The new situation was brought home to the brotherhoods in the course of several wage arbitration cases in which they figured.[62] The outcome taught them that the public will give them only limited support in their efforts to maintain their real income at the old high level compared with other classes of workers.
A most important case arose from a “concerted movement” in 1912[63] of the engineers and firemen on the 52 Eastern roads for higher wages. Two separate arbitration boards were appointed. The engineers’ board consisted of seven members, one each for the interests involved and five representing the public. The award was unsatisfactory to the engineers, first, because of the meager raise in wages and, second, because it contained a strong plea to Congress and the country to have all wages of all railway employes fixed by a government commission, which implied a restriction of the right to strike. The award in the firemen’s case, which was decided practically simultaneously with the engineers’, failed to satisfy either side.
The conductors and trainmen on the Eastern roads were next to move “in concert” for increased wages. The roads refused and the brotherhoods decided by a good majority to quit work. This threatened strike occasioned the passage of the so-called Newlands bill as an amendment to the Erdman Act, with increased powers to the government in mediation and with more specified conditions relative to the work of the arbitration boards chosen for each occasion. Whereupon both sides agreed to submit to arbitration.
The award allowed an increase in wages of seven percent, or less than one-half of that demanded, but disallowed a plea made by the men for uniformity of the wage scales East and West, and denied the demanded time and a half for overtime. The men accepted but the decision added to their growing opposition to the principle of arbitration.
Another arbitration case, in 1914, involving the engineers and firemen on the Western roads led the brotherhoods to come out openly against arbitration. The award was signed only by the representatives on the board of the employers and the public. A characteristic aftermath of this case was an attack made by the unions upon one of the “neutrals” on the board. His impartiality was questioned because of his relations with several concerns which owned large amounts of railroad securities. Therefore, when in 1916 the four brotherhoods together demanded the eight-hour day, they categorically refused to consider arbitration.[64] The evolution to a fighting unionism had become complete.

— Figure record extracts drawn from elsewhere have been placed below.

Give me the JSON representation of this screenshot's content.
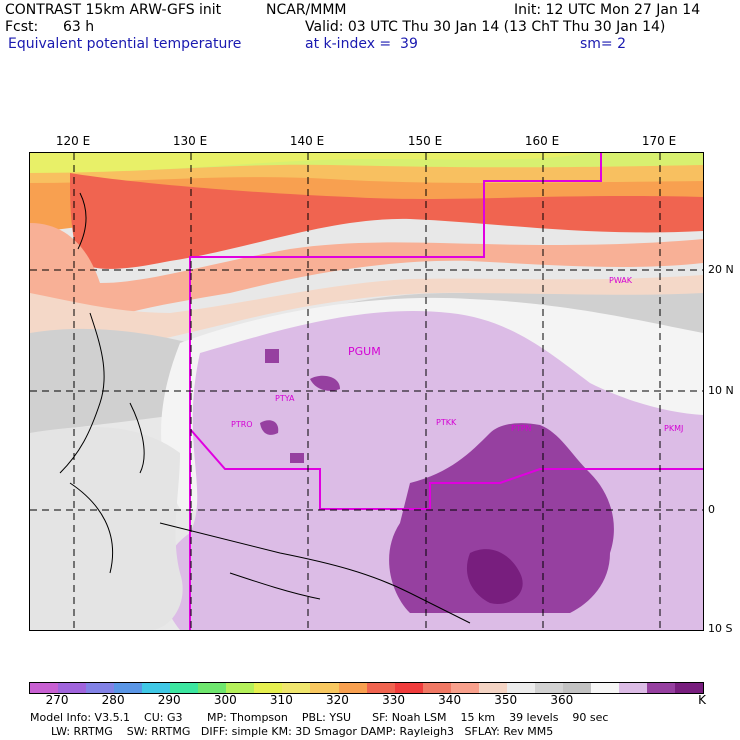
{
  "header": {
    "model_line": "CONTRAST 15km ARW-GFS init",
    "org": "NCAR/MMM",
    "init": "Init: 12 UTC Mon 27 Jan 14",
    "fcst_label": "Fcst:",
    "fcst_value": "63 h",
    "valid": "Valid: 03 UTC Thu 30 Jan 14 (13 ChT Thu 30 Jan 14)",
    "field": "Equivalent potential temperature",
    "level": "at k-index =  39",
    "smoothing": "sm= 2"
  },
  "map": {
    "lon_labels": [
      "120 E",
      "130 E",
      "140 E",
      "150 E",
      "160 E",
      "170 E"
    ],
    "lat_labels": [
      "20 N",
      "10 N",
      "0",
      "10 S"
    ],
    "stations": [
      "PWAK",
      "PGUM",
      "PTYA",
      "PTRO",
      "PTKK",
      "PTPN",
      "PKMJ"
    ]
  },
  "colorbar": {
    "colors": [
      "#c860d2",
      "#a064dc",
      "#8282e6",
      "#5a96e6",
      "#40c8e6",
      "#3ce6a0",
      "#6ee66e",
      "#b4f05a",
      "#e6f050",
      "#f0e66e",
      "#f8c860",
      "#f8a050",
      "#f06450",
      "#f03c3c",
      "#f07864",
      "#f8a08c",
      "#f4d4c4",
      "#ececec",
      "#d2d2d2",
      "#c2c2c2",
      "#f6f6f6",
      "#dcbce6",
      "#9640a0",
      "#781e7e"
    ],
    "labels": [
      "270",
      "280",
      "290",
      "300",
      "310",
      "320",
      "330",
      "340",
      "350",
      "360",
      "K"
    ]
  },
  "footer": {
    "line1": "Model Info: V3.5.1    CU: G3       MP: Thompson    PBL: YSU      SF: Noah LSM    15 km    39 levels    90 sec",
    "line2": "      LW: RRTMG    SW: RRTMG   DIFF: simple KM: 3D Smagor DAMP: Rayleigh3   SFLAY: Rev MM5"
  }
}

While the brotherhoods of the train service personnel were thus shifting their tactics, they kept drawing nearer to the position held by the other unions in the railway service. These had rarely had the good fortune to bask in the sunshine of their employers’ approval and “recognition.” Some railways, of the more liberal sort, made agreements with the machinists and with the other shop unions. On the whole, however, the hold of these organizations upon their industry was of a precarious sort.